İngiltere’ye geldiğimizde ise küçük ama ünü nam salmış -Pes oyuncularının sıkça duyduğu- Merseyside nehri ve onun iki yakası karşımıza çıkar. Kırmızı taraf ve mavi taraf olarak ikiye ayrılan bu nehir etrafı Liverpool ve Everton derbisini karşımıza çıkarıyor. Bir tarafta birçok gerçek futbolseverin gönlüne taht kurmuş Liverpool ve diğer tarafta ise İngiltere’nin en çok taraftara sahip takımı Everton. Her derbi gibi yıllara damga vuran bu derbide Liverpool istatistik olarak üstün durumda. Ayrıca Liverpool 1965’li yılların başında yakaladığı çıkışla beraber Avrupa kupalarında ki başarılarıyla da Everton’ı geride bırakmış gibi görünse de İngiltere’de bu derbi için hala Everton’ın Liverpool’dan büyük olduğunu söyleyen eski Liverpool’lu efsane Grame Souuness olduğu gibi, yine Liverpool’un bu derbinin seyrini değiştiren efsanelerinden kabul edilen Bill Shanky ise şunu söyler; “Merseyside’ın en iyi 2 takımı vardır; biri Liverpool diğeri ise Liverpool Paf Takımı.”

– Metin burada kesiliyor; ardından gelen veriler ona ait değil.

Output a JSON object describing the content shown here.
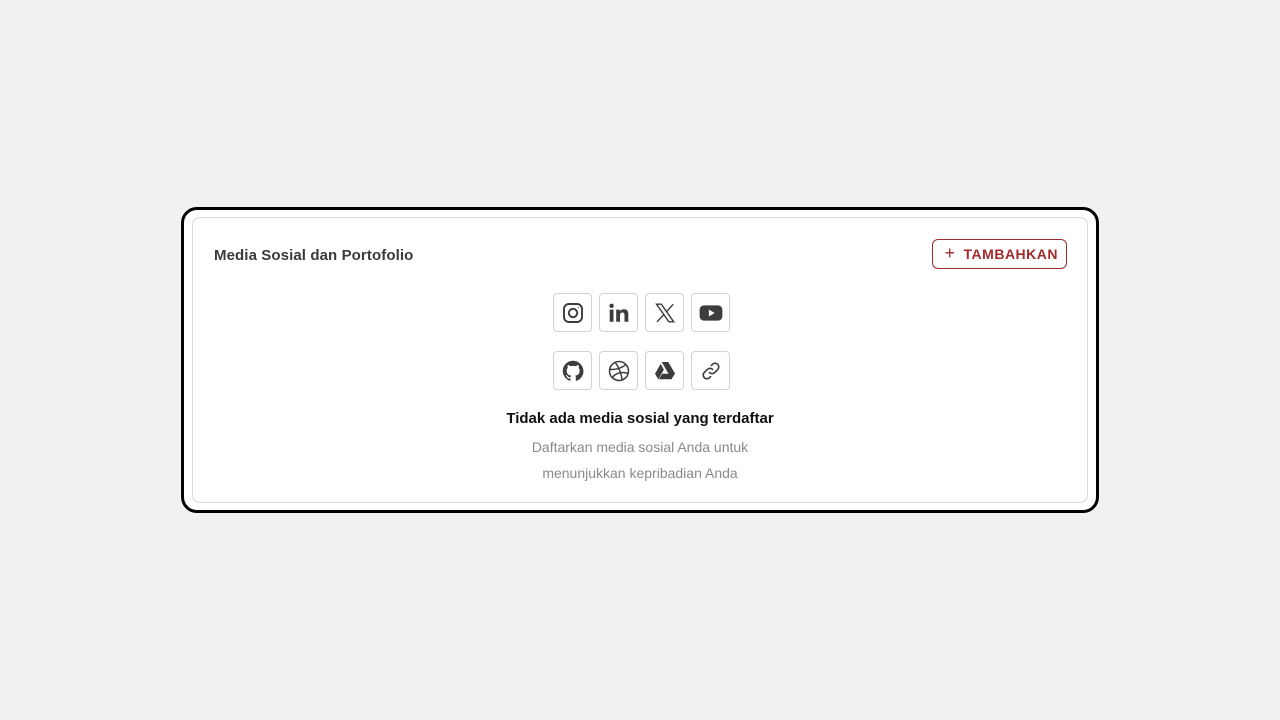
{
  "section": {
    "title": "Media Sosial dan Portofolio",
    "add_button": {
      "icon": "plus-icon",
      "label": "TAMBAHKAN"
    }
  },
  "icons": {
    "row1": [
      "instagram-icon",
      "linkedin-icon",
      "x-icon",
      "youtube-icon"
    ],
    "row2": [
      "github-icon",
      "dribbble-icon",
      "google-drive-icon",
      "link-icon"
    ]
  },
  "empty_state": {
    "title": "Tidak ada media sosial yang terdaftar",
    "description_line1": "Daftarkan media sosial Anda untuk",
    "description_line2": "menunjukkan kepribadian Anda"
  },
  "colors": {
    "accent": "#a12b2b",
    "icon": "#3c3c3c",
    "muted_text": "#8a8a8a",
    "background": "#f1f1f1"
  }
}
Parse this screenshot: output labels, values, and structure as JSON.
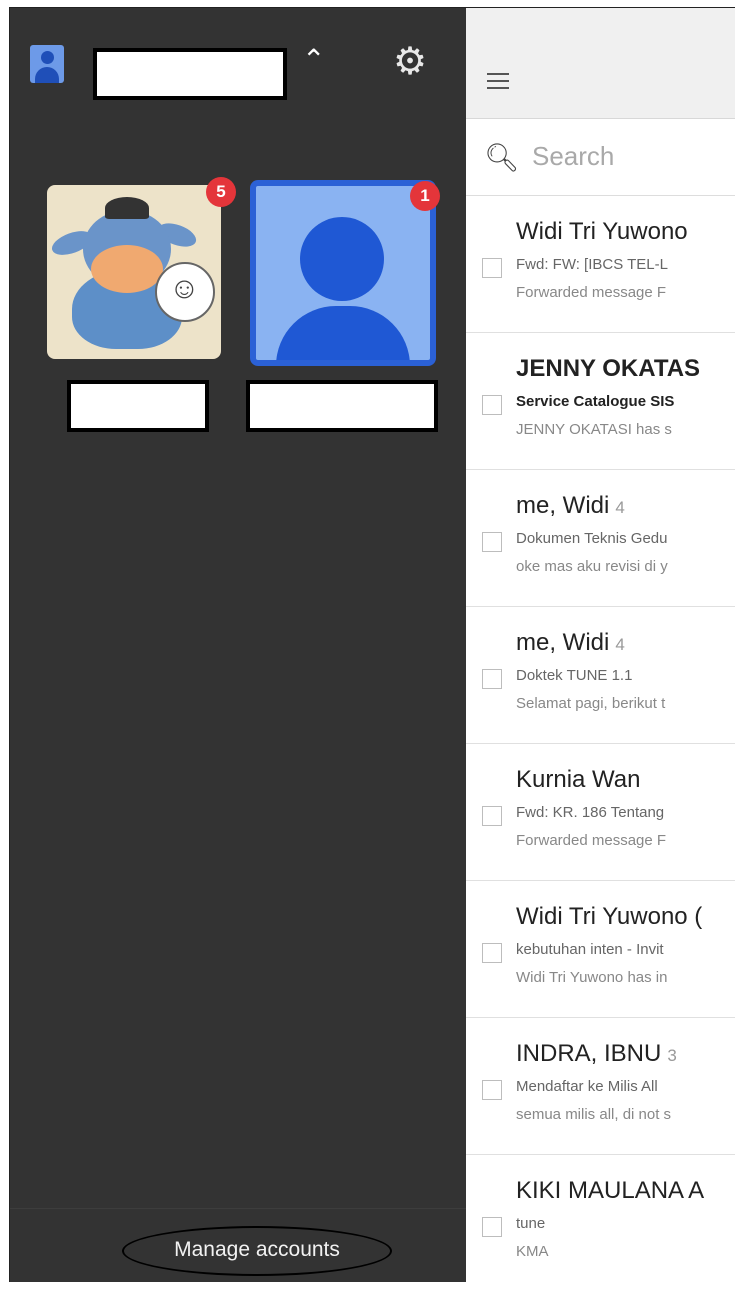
{
  "drawer": {
    "current_account": {
      "avatar_icon": "person-icon",
      "name": "",
      "switch_icon": "chevron-up-icon"
    },
    "settings_icon": "gear-icon",
    "accounts": [
      {
        "name": "",
        "unread": "5",
        "avatar": "eeyore-photo"
      },
      {
        "name": "",
        "unread": "1",
        "avatar": "default-person-icon"
      }
    ],
    "manage_label": "Manage accounts"
  },
  "inbox": {
    "menu_icon": "hamburger-menu-icon",
    "search": {
      "icon": "search-icon",
      "placeholder": "Search"
    },
    "messages": [
      {
        "sender": "Widi Tri Yuwono",
        "count": "",
        "subject": "Fwd: FW: [IBCS TEL-L",
        "snippet": "Forwarded message F",
        "unread": false
      },
      {
        "sender": "JENNY OKATAS",
        "count": "",
        "subject": "Service Catalogue SIS",
        "snippet": "JENNY OKATASI has s",
        "unread": true
      },
      {
        "sender": "me, Widi",
        "count": "4",
        "subject": "Dokumen Teknis Gedu",
        "snippet": "oke mas aku revisi di y",
        "unread": false
      },
      {
        "sender": "me, Widi",
        "count": "4",
        "subject": "Doktek TUNE 1.1",
        "snippet": "Selamat pagi, berikut t",
        "unread": false
      },
      {
        "sender": "Kurnia Wan",
        "count": "",
        "subject": "Fwd: KR. 186 Tentang",
        "snippet": "Forwarded message F",
        "unread": false
      },
      {
        "sender": "Widi Tri Yuwono (",
        "count": "",
        "subject": "kebutuhan inten - Invit",
        "snippet": "Widi Tri Yuwono has in",
        "unread": false
      },
      {
        "sender": "INDRA, IBNU",
        "count": "3",
        "subject": "Mendaftar ke Milis All",
        "snippet": "semua milis all, di not s",
        "unread": false
      },
      {
        "sender": "KIKI MAULANA A",
        "count": "",
        "subject": "tune",
        "snippet": "KMA",
        "unread": false
      }
    ]
  },
  "colors": {
    "drawer_bg": "#333333",
    "badge": "#e4353a",
    "accent_blue": "#2b61d6"
  }
}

Tüm dünyada derbilerin bu ve bunun gibi nice siyasi, politik, dini ve coğrafi sebepleri mevcutken Fenerbahçe ve Galatasaray arasındaki derbinin tam olarak bunun gibi bir nedeni bilinmemektedir. Ama açıkça bilinen acı bir gerçek var ki bu derbilerde çoğunlukla kaliteli futbol izlenebiliyor. Tüm bu ırkçı, siyasi ve dini sebepler bir kenara bırakılmakla beraber ne şampiyonluk hesabı ne bir puan yeter hesabı yapılmadan oynanan bu maçların tek bir gayesi var ezeli rakibi yenmek. Çünkü futbol bu ve bu çılgın futbol ateşini sonuna kadar harlayan en büyük maç her ne olursa olsun derbi maçlarıdır.